12 Dec 2023 2 minute read
Norovirus. Image: NHS

Richard Evans Local Democracy Reporter

A sickness bug which led to the closure of hospital wards is also affecting schools and care homes according to Public Health Wales.

Public Health Wales [PHW] said they had seen a rise in cases of norovirus in schools and care homes in recent weeks following the ward closures at Wrexham Maelor Hospital.

Rising number of cases

They also said sewage tests had shown a rise in levels of the bug across the population.

Last week, Betsi Cadwaladr University Health Board had to restrict visiting on most of their wards due to a rise in cases of norovirus.

Cases have also caused problems at the Countess of Chester Hospital.

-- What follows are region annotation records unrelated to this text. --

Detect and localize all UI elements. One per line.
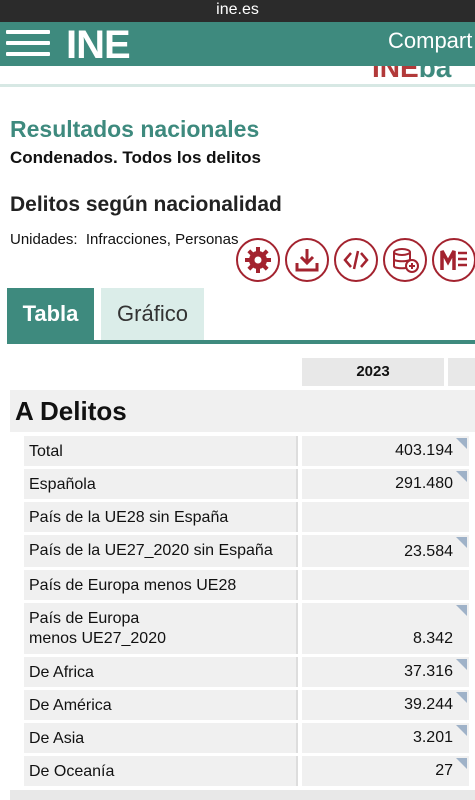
note-corner-icon[interactable] [456,692,467,703]
row-value-cell: 3.201 [302,723,469,753]
units-value: Infracciones, Personas [85,231,239,248]
row-value: 291.480 [395,475,453,492]
ine-base-logo[interactable]: INEba [372,66,452,83]
column-header-next [448,358,475,386]
note-corner-icon[interactable] [456,438,467,449]
embed-button[interactable] [334,238,378,282]
note-corner-icon[interactable] [456,725,467,736]
row-value: 37.316 [404,663,453,680]
row-value-cell [302,570,469,600]
hamburger-menu-icon[interactable] [6,26,50,60]
row-value: 39.244 [404,696,453,713]
tabs-underline [7,340,475,344]
row-label: País de Europa menos UE28 [24,570,298,600]
note-corner-icon[interactable] [456,758,467,769]
column-header-year: 2023 [302,358,444,386]
group-title: A Delitos [15,396,127,426]
row-value-cell: 23.584 [302,535,469,567]
row-value-cell [302,502,469,532]
units-label: Unidades: [10,231,78,248]
row-value: 27 [435,762,453,779]
row-label: Española [24,469,298,499]
row-value-cell: 37.316 [302,657,469,687]
row-label: De América [24,690,298,720]
header-divider [0,84,475,87]
gear-icon [245,247,271,273]
row-value: 8.342 [412,630,453,647]
row-value-cell: 8.342 [302,603,469,654]
table-row: De Africa 37.316 [24,657,475,687]
tab-tabla[interactable]: Tabla [7,288,94,340]
row-label: De Africa [24,657,298,687]
table-row: País de la UE28 sin España [24,502,475,532]
table-bottom-band [10,790,475,800]
row-value: 403.194 [395,442,453,459]
browser-url-bar[interactable]: ine.es [0,0,475,22]
table-row: País de Europa menos UE28 [24,570,475,600]
download-icon [295,249,319,272]
row-value: 23.584 [404,543,453,560]
row-value-cell: 39.244 [302,690,469,720]
table-row: País de Europa menos UE27_2020 8.342 [24,603,475,654]
database-add-icon [393,248,419,273]
page-title: Resultados nacionales [10,116,260,142]
row-label: País de Europa menos UE27_2020 [24,603,298,654]
row-label: País de la UE27_2020 sin España [24,535,298,567]
page-subtitle: Condenados. Todos los delitos [10,148,261,167]
site-header: INE Compart [0,22,475,66]
share-button[interactable]: Compart [388,28,473,53]
table-row: País de la UE27_2020 sin España 23.584 [24,535,475,567]
row-label: País de la UE28 sin España [24,502,298,532]
group-row [10,390,475,432]
table-row: Total 403.194 [24,436,475,466]
row-label: Total [24,436,298,466]
menu-m-icon [440,250,467,270]
row-value-cell: 27 [302,756,469,786]
note-corner-icon[interactable] [456,659,467,670]
sublogo-strip: INEba [0,66,475,84]
settings-button[interactable] [236,238,280,282]
row-label: De Asia [24,723,298,753]
ine-logo[interactable]: INE [66,23,131,66]
view-tabs: Tabla Gráfico [7,288,475,344]
note-corner-icon[interactable] [456,471,467,482]
metadata-button[interactable] [432,238,475,282]
code-icon [343,250,369,270]
tab-grafico[interactable]: Gráfico [101,288,204,340]
table-row: Española 291.480 [24,469,475,499]
table-row: De Asia 3.201 [24,723,475,753]
row-value-cell: 291.480 [302,469,469,499]
row-value: 3.201 [412,729,453,746]
url-text: ine.es [216,1,259,18]
add-to-database-button[interactable] [383,238,427,282]
section-title: Delitos según nacionalidad [10,193,282,216]
note-corner-icon[interactable] [456,605,467,616]
download-button[interactable] [285,238,329,282]
row-label: De Oceanía [24,756,298,786]
row-value-cell: 403.194 [302,436,469,466]
units-line: Unidades: Infracciones, Personas [10,231,238,248]
table-row: De Oceanía 27 [24,756,475,786]
note-corner-icon[interactable] [456,537,467,548]
table-row: De América 39.244 [24,690,475,720]
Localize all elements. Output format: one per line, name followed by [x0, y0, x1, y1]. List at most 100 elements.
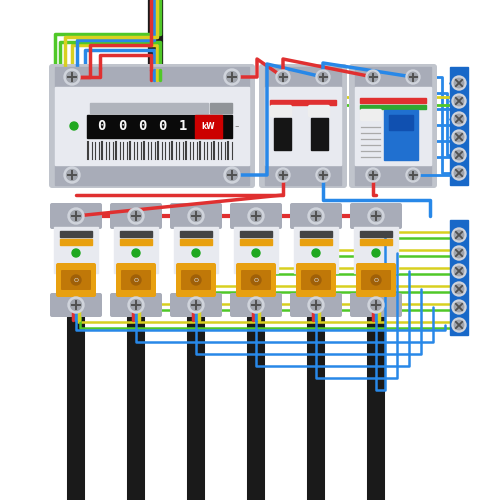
- FancyBboxPatch shape: [361, 270, 391, 290]
- Bar: [240, 239, 272, 245]
- Text: N: N: [409, 72, 417, 82]
- Text: O: O: [254, 278, 258, 282]
- Circle shape: [70, 210, 82, 222]
- FancyBboxPatch shape: [56, 263, 96, 297]
- FancyBboxPatch shape: [61, 270, 91, 290]
- Circle shape: [278, 72, 288, 82]
- Circle shape: [454, 114, 464, 124]
- Bar: [360, 98, 426, 103]
- Circle shape: [454, 230, 464, 240]
- Bar: [195, 115, 222, 138]
- Bar: [294, 227, 338, 273]
- Circle shape: [366, 70, 380, 84]
- Circle shape: [130, 300, 141, 310]
- Bar: [210, 103, 232, 113]
- Bar: [265, 165, 341, 185]
- Text: O: O: [374, 278, 378, 282]
- Text: 0: 0: [118, 120, 126, 134]
- Circle shape: [370, 210, 382, 222]
- Circle shape: [452, 228, 466, 242]
- Bar: [90, 103, 208, 113]
- Circle shape: [70, 300, 82, 310]
- Text: N: N: [409, 170, 417, 179]
- Circle shape: [312, 249, 320, 257]
- FancyBboxPatch shape: [296, 263, 336, 297]
- FancyBboxPatch shape: [176, 263, 216, 297]
- Bar: [355, 165, 431, 185]
- Text: 0: 0: [138, 120, 146, 134]
- Circle shape: [68, 208, 84, 224]
- Circle shape: [454, 266, 464, 276]
- Circle shape: [66, 170, 78, 180]
- Circle shape: [188, 297, 204, 313]
- Bar: [60, 231, 92, 237]
- Circle shape: [372, 249, 380, 257]
- Bar: [60, 239, 92, 245]
- Text: 1: 1: [179, 120, 187, 134]
- Bar: [270, 100, 336, 105]
- FancyBboxPatch shape: [170, 203, 222, 229]
- Circle shape: [368, 72, 378, 82]
- Bar: [120, 231, 152, 237]
- Circle shape: [191, 275, 201, 285]
- Bar: [300, 239, 332, 245]
- Bar: [180, 231, 212, 237]
- Bar: [120, 239, 152, 245]
- Bar: [355, 87, 431, 165]
- Bar: [55, 67, 249, 87]
- Circle shape: [190, 300, 202, 310]
- FancyBboxPatch shape: [290, 293, 342, 317]
- Bar: [355, 67, 431, 87]
- Circle shape: [128, 208, 144, 224]
- Circle shape: [252, 249, 260, 257]
- Circle shape: [131, 275, 141, 285]
- Circle shape: [452, 112, 466, 126]
- Circle shape: [452, 300, 466, 314]
- Bar: [240, 231, 272, 237]
- Circle shape: [368, 297, 384, 313]
- Bar: [450, 220, 468, 335]
- Circle shape: [226, 72, 237, 83]
- Circle shape: [316, 168, 330, 182]
- Circle shape: [454, 78, 464, 88]
- Circle shape: [454, 302, 464, 312]
- Circle shape: [406, 168, 420, 182]
- FancyBboxPatch shape: [360, 110, 382, 120]
- Bar: [360, 239, 392, 245]
- Circle shape: [452, 318, 466, 332]
- FancyBboxPatch shape: [110, 203, 162, 229]
- Text: 0: 0: [158, 120, 166, 134]
- FancyBboxPatch shape: [290, 203, 342, 229]
- Bar: [360, 231, 392, 237]
- Circle shape: [408, 170, 418, 180]
- Text: L: L: [280, 170, 286, 179]
- Circle shape: [250, 210, 262, 222]
- Bar: [87, 115, 232, 138]
- Circle shape: [226, 170, 237, 180]
- FancyBboxPatch shape: [308, 106, 330, 117]
- Circle shape: [224, 69, 240, 85]
- FancyBboxPatch shape: [350, 293, 402, 317]
- Bar: [55, 165, 249, 185]
- Circle shape: [316, 70, 330, 84]
- Circle shape: [452, 94, 466, 108]
- Circle shape: [250, 300, 262, 310]
- Circle shape: [311, 275, 321, 285]
- Circle shape: [408, 72, 418, 82]
- Circle shape: [452, 148, 466, 162]
- Bar: [389, 115, 413, 130]
- Circle shape: [188, 208, 204, 224]
- Bar: [114, 227, 158, 273]
- Circle shape: [454, 96, 464, 106]
- Circle shape: [452, 130, 466, 144]
- Circle shape: [454, 284, 464, 294]
- FancyBboxPatch shape: [236, 263, 276, 297]
- Circle shape: [190, 210, 202, 222]
- FancyBboxPatch shape: [50, 293, 102, 317]
- FancyBboxPatch shape: [350, 203, 402, 229]
- Text: L: L: [280, 72, 286, 82]
- Bar: [360, 105, 426, 109]
- Circle shape: [452, 282, 466, 296]
- Circle shape: [128, 297, 144, 313]
- Circle shape: [276, 168, 290, 182]
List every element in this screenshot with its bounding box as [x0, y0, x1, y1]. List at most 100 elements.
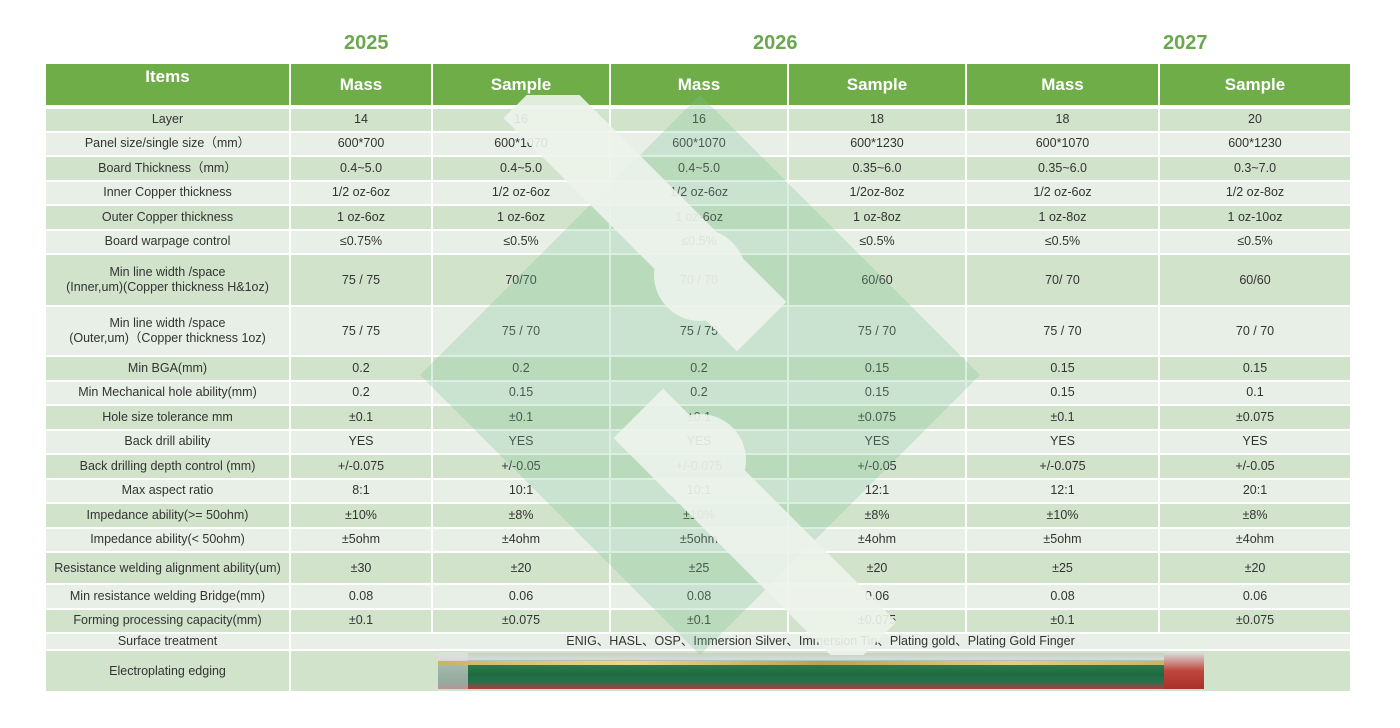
value-cell: 75 / 75 [609, 305, 789, 357]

PHW has now confirmed an increase in incidents reported in other settings.

A spokesman said: “Public Health Wales has seen an increase in incidents of norovirus in schools and care homes in recent weeks.

“Wastewater monitoring has also picked up a signal upswing indicating an increased presence of norovirus at population level.

“Norovirus is a common stomach bug causing vomiting and diarrhoea, but symptoms may also include mild fever, headaches, stomach cramps and aching limbs. The illness usually resolves itself after a couple of days.”

He added: “Anyone with diarrhoea and/or vomiting is advised to stay away from work, school, or nursery while they are symptomatic, and for 48 hours after their symptoms stop.

“Stay hydrated, and advice should be sought from a GP or NHS Direct Wales if someone is concerned about their symptoms.”

Difficult decision

Last week Angela Wood, Betsi Cadwaladr University Health Board’s executive director of nursing and midwifery, said: “Due to an increased number of norovirus cases, we have made the difficult decision to close the majority of our wards at Wrexham Maelor Hospital to visitors with immediate effect.”

She said visitors would only be allowed in exceptional circumstances and asked anyone who felt ill with sickness and diarrhoea in the last 48 hours to rearrange their appointment.

Although Wrexham’s emergency department remains open, people are being asked not to visit those attending for treatment, to reduce the risk of infection spreading.